Il Sindaco Mauri risponde al Consorzio di Bacino Sa 1

ANGRI. Il 20 febbraio 2015 il primo cittadino di Angri, Pasquale Mauri, ha risposto, tramite lettera alla diffida ricevuta dal Consorzio di Bacino Sa 1.
Il Consorzio ha revocato al Sindaco Mauri il bando indetto dall’azienda Angri Eco Servizi, per addetti alla raccolta e spazzamento dei rifiuti.
La missiva, che è stata indirizzata al Commissario liquidatore del Consorzio, Avv. Fabio Siani, all’Assessore Regionale all’Ambiente, Giovanni Romano, al Presidente della Provincia Giuseppe Canfora e alla Prefettura di Salerno, chiarisce alcuni aspetti.
Questo il testo della missiva :
“In ordine alle diffide pervenute da codesto Consorzio invocanti la revoca del bando indetto dall’azienda “Angri Eco Servizi” per addetti alla raccolta e/o allo spazzamento rifiuti, si ritiene opportuno chiarire quanto segue.

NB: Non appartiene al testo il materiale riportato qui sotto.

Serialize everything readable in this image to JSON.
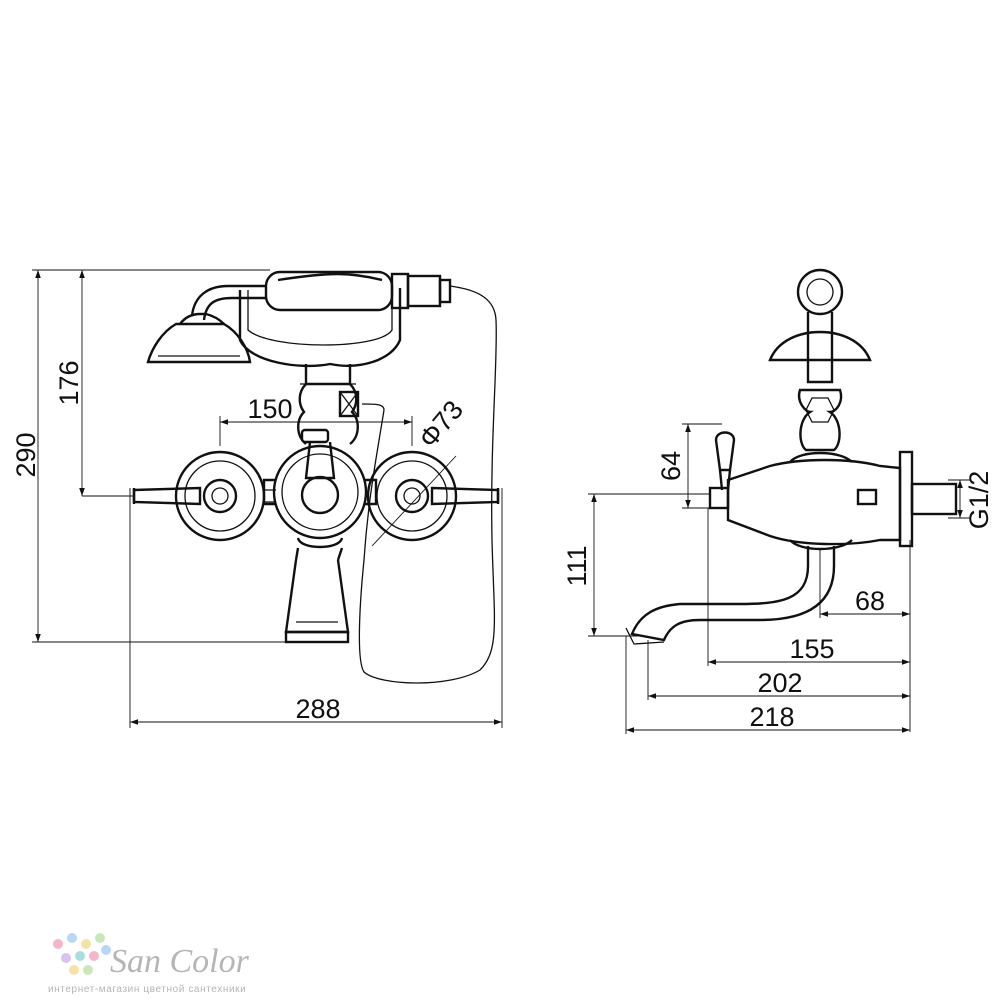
{
  "front_view": {
    "dim_height_total": "290",
    "dim_height_shower": "176",
    "dim_centers": "150",
    "dim_diameter": "Φ73",
    "dim_width_total": "288"
  },
  "side_view": {
    "dim_spout_height": "111",
    "dim_lever_height": "64",
    "dim_thread": "G1/2",
    "dim_68": "68",
    "dim_155": "155",
    "dim_202": "202",
    "dim_218": "218"
  },
  "watermark": {
    "brand": "San Color",
    "tagline": "интернет-магазин цветной сантехники",
    "dot_colors": [
      "#f4b6c8",
      "#b9d6f2",
      "#f7e2a6",
      "#c9e8b8",
      "#d8c2ef",
      "#a9dde0"
    ]
  }
}
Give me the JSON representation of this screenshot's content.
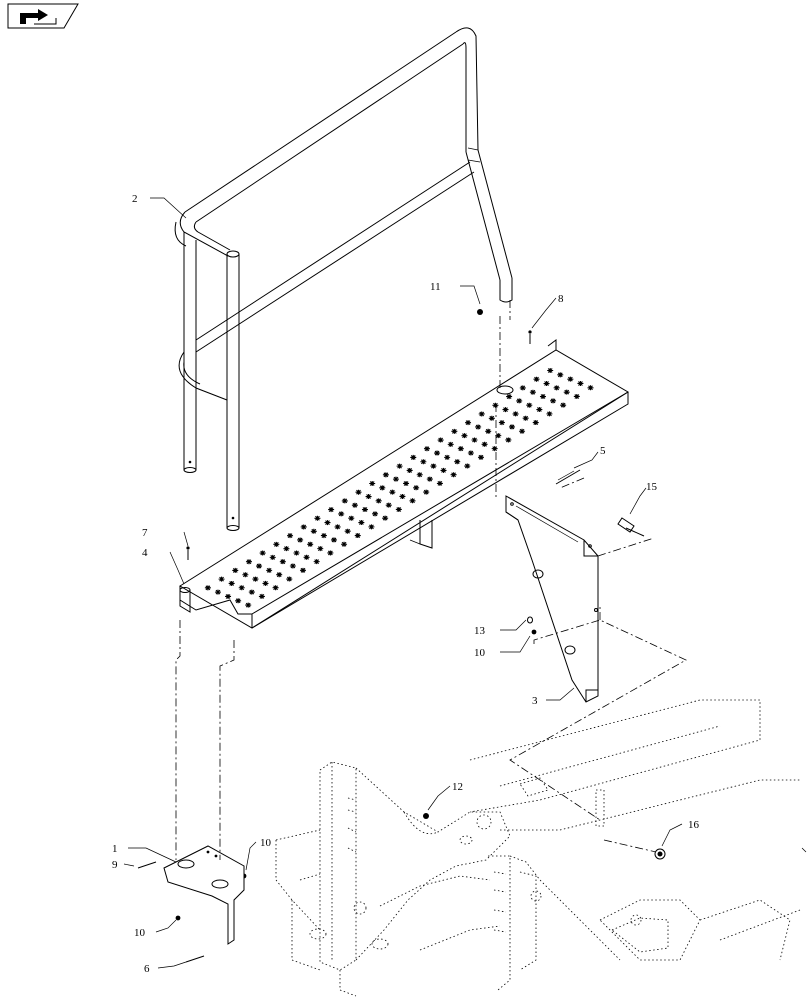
{
  "callouts": [
    {
      "id": "1",
      "text": "1"
    },
    {
      "id": "2",
      "text": "2"
    },
    {
      "id": "3",
      "text": "3"
    },
    {
      "id": "4",
      "text": "4"
    },
    {
      "id": "5",
      "text": "5"
    },
    {
      "id": "6",
      "text": "6"
    },
    {
      "id": "7",
      "text": "7"
    },
    {
      "id": "8",
      "text": "8"
    },
    {
      "id": "9",
      "text": "9"
    },
    {
      "id": "10a",
      "text": "10"
    },
    {
      "id": "10b",
      "text": "10"
    },
    {
      "id": "10c",
      "text": "10"
    },
    {
      "id": "11",
      "text": "11"
    },
    {
      "id": "12",
      "text": "12"
    },
    {
      "id": "13",
      "text": "13"
    },
    {
      "id": "15",
      "text": "15"
    },
    {
      "id": "16",
      "text": "16"
    }
  ],
  "icons": {
    "nav": "page-turn-arrow-icon"
  }
}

La procedura concorsuale cui Ella si riferisce riguarda esclusivamente la formazione di una graduatoria di idonei cui attingere per eventuali assunzioni a tempo determinato, senza quindi procedere ad alcuna stabilizzazione o a ridefinire stabilmente l’assetto organizzativo della Nostra azienda speciale. Pertanto considerato che l’art. 13 della Legge Regionale n. 5/2014 che recita testualmente: Il personale di cui al comma 2 è utilmente impiegato per l’assolvimento dei compiti di vigilanza ambientale, di prevenzione del fenomeno di abbandono incontrollato dei rifiuti, di controllo della qualità del servizio e di gestione degli impianti a supporto del ciclo, con particolare riferimento ai centri di raccolta, agli impianti di valorizzazione delle diverse frazioni merceologiche e di trattamento della frazione organica; in particolare, il personale tecnico-amministrativo è utilizzato in via prioritaria presso gli uffici dei comuni delle Conferenza d’ambito, costituiti ai sensi dell’art. 15 bis comma 10 della Legge Regionale 4/2007come introdotto dall’art. 6 delle presente legge”, se ne desume di nella fattispecie a procedura contestata. Essa non prevede l’impiego nessuno dei profili di cui al citato comma 3 della Legge Regionale n. 5 /2014. Se ne desume che lo stesso non è applicabile al caso di specie, poiché l’attività di raccolta e spazzamento no n sono contemplati nella normativa richiamata. Infatti il bando fa riferimento alla formazione di una graduatoria per eventuali assunzioni a tempo determinato, mentre l’art. 13 della Legge Regionale si riferisce all’assegnazione e al trasferimento ai Comuni, mediante passaggio di cantiere, dei dipendenti del Consorzio già assunti alla data del 31 dicembre 2008 a tempo indeterminato. Da ciò si desume che poiché il bando è finalizzato alla formazione di una graduatoria per assumere personale a tempo determinato, non contrasta la normativa regionale. Inoltre si precisa che l’eventuale utilizzazione di personale a tempo determinato si rende necessaria per garantire un servizio essenziale finalizzato all’igiene urbana e alla salute pubblica.
Il Sindaco
Pasquale Mauri”.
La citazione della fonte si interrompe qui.